Speed-Sensorless Control of Induction Motor Drives With a STA-FLL Speed Estimation Scheme

Abstract

Speed-sensorless control (SSC) techniques enhance the overall reliability while reducing the cost, and thus become attractive in induction motors (IMs). Simplicity and flexibility are the main features that make phase-locked loop (PLL)- and frequency-locked loop (FLL)-based speed estimation schemes stand out among considerable estimation methods. However, many PLL and FLL schemes exhibit a poor estimation accuracy in the cases of acceleration and deceleration (AaD). Accordingly, an adaptive second-order generalized integrator-FLL (SOGI-FLL)-based scheme is introduced. While, the issue of the estimated speed feedback (ESF) in the adaptive SOGI-FLL scheme remains an obstacle.
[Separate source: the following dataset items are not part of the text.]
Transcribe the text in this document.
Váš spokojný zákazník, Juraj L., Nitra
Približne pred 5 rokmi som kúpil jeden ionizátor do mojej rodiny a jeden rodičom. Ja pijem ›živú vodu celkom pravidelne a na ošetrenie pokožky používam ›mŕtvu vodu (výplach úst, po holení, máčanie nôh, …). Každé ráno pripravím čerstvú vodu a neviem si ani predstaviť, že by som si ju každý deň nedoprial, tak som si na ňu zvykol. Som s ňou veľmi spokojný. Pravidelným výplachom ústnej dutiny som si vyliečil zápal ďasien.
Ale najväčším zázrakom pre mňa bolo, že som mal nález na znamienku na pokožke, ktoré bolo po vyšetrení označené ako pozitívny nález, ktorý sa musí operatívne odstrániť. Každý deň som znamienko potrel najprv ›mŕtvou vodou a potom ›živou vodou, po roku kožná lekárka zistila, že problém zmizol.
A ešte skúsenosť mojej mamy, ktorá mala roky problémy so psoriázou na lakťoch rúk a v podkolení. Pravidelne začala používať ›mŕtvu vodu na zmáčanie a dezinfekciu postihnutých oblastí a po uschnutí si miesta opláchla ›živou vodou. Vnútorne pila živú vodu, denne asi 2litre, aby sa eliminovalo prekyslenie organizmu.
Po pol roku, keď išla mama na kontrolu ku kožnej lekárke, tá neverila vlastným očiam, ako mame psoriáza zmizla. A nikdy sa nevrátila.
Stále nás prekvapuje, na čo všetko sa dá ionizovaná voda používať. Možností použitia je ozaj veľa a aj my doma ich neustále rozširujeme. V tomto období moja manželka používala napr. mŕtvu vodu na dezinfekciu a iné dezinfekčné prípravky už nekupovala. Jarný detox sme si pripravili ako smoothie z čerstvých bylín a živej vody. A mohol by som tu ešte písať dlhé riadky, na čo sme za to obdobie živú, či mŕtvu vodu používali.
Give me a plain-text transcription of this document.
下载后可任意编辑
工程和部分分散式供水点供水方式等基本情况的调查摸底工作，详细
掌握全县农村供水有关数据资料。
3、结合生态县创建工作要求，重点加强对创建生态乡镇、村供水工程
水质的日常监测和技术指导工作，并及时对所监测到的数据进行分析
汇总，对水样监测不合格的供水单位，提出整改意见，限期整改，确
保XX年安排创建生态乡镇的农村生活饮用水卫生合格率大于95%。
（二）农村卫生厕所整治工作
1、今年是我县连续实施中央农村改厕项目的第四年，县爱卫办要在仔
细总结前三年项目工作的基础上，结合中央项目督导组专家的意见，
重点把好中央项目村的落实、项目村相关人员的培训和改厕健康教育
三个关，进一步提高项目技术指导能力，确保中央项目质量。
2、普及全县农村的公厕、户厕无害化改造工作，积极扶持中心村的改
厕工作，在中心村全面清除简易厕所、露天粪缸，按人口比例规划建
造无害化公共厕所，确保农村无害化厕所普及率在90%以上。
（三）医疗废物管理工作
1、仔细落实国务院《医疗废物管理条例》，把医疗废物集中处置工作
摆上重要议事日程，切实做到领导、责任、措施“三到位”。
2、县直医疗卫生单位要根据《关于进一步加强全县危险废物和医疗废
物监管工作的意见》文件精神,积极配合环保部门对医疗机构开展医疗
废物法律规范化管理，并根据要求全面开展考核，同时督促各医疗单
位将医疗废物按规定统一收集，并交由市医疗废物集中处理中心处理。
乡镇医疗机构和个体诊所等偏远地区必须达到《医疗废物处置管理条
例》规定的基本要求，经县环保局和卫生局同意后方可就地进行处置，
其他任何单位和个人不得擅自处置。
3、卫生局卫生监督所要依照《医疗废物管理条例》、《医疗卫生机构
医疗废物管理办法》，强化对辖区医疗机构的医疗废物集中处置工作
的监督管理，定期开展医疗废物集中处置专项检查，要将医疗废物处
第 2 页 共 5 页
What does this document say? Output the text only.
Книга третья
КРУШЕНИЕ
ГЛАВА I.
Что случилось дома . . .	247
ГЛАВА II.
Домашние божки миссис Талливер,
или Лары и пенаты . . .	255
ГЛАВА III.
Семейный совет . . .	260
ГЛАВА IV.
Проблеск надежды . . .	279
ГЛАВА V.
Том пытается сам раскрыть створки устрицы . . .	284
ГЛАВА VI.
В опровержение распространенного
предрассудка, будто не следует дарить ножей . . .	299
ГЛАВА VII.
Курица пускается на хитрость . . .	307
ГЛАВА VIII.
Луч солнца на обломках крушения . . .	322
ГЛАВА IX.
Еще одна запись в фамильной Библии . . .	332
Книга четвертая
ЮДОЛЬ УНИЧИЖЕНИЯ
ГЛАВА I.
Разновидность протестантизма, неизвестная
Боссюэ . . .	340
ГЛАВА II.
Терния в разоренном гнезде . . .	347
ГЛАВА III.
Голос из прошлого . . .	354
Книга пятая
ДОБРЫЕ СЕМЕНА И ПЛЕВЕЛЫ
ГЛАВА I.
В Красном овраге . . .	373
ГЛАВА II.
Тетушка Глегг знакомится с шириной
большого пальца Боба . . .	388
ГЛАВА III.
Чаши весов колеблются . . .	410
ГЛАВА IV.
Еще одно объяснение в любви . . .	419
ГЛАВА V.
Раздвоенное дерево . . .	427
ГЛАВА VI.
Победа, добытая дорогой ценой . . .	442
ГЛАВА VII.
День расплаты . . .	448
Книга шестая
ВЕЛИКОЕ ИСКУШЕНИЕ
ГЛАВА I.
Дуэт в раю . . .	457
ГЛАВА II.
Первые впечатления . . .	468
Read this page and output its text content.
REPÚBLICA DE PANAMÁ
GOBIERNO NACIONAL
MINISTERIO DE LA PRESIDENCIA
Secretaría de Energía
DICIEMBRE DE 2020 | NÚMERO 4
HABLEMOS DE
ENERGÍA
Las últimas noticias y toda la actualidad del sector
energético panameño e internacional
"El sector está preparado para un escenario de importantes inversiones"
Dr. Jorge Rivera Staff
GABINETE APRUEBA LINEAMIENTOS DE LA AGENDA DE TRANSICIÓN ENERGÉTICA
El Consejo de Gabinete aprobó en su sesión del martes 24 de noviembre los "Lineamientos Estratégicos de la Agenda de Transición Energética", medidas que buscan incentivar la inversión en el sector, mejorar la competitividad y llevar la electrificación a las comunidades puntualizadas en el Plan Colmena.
With the above, a speed estimation scheme that combines the super-twisting algorithm with an FLL (STA-FLL) is proposed for the SSC of IM drives in this paper. In the proposed STA-FLL scheme, an STA-based quadrature signal generator (STA-QSG) is properly designed, in which the ESF is cancelled to further ensure speed estimation. Moreover, a closed-loop flux observer is adopted in the implementation to enhance the proposed STA-FLL scheme in terms of disturbance mitigation. Experimental tests are performed to validate the proposed STA-FLL scheme.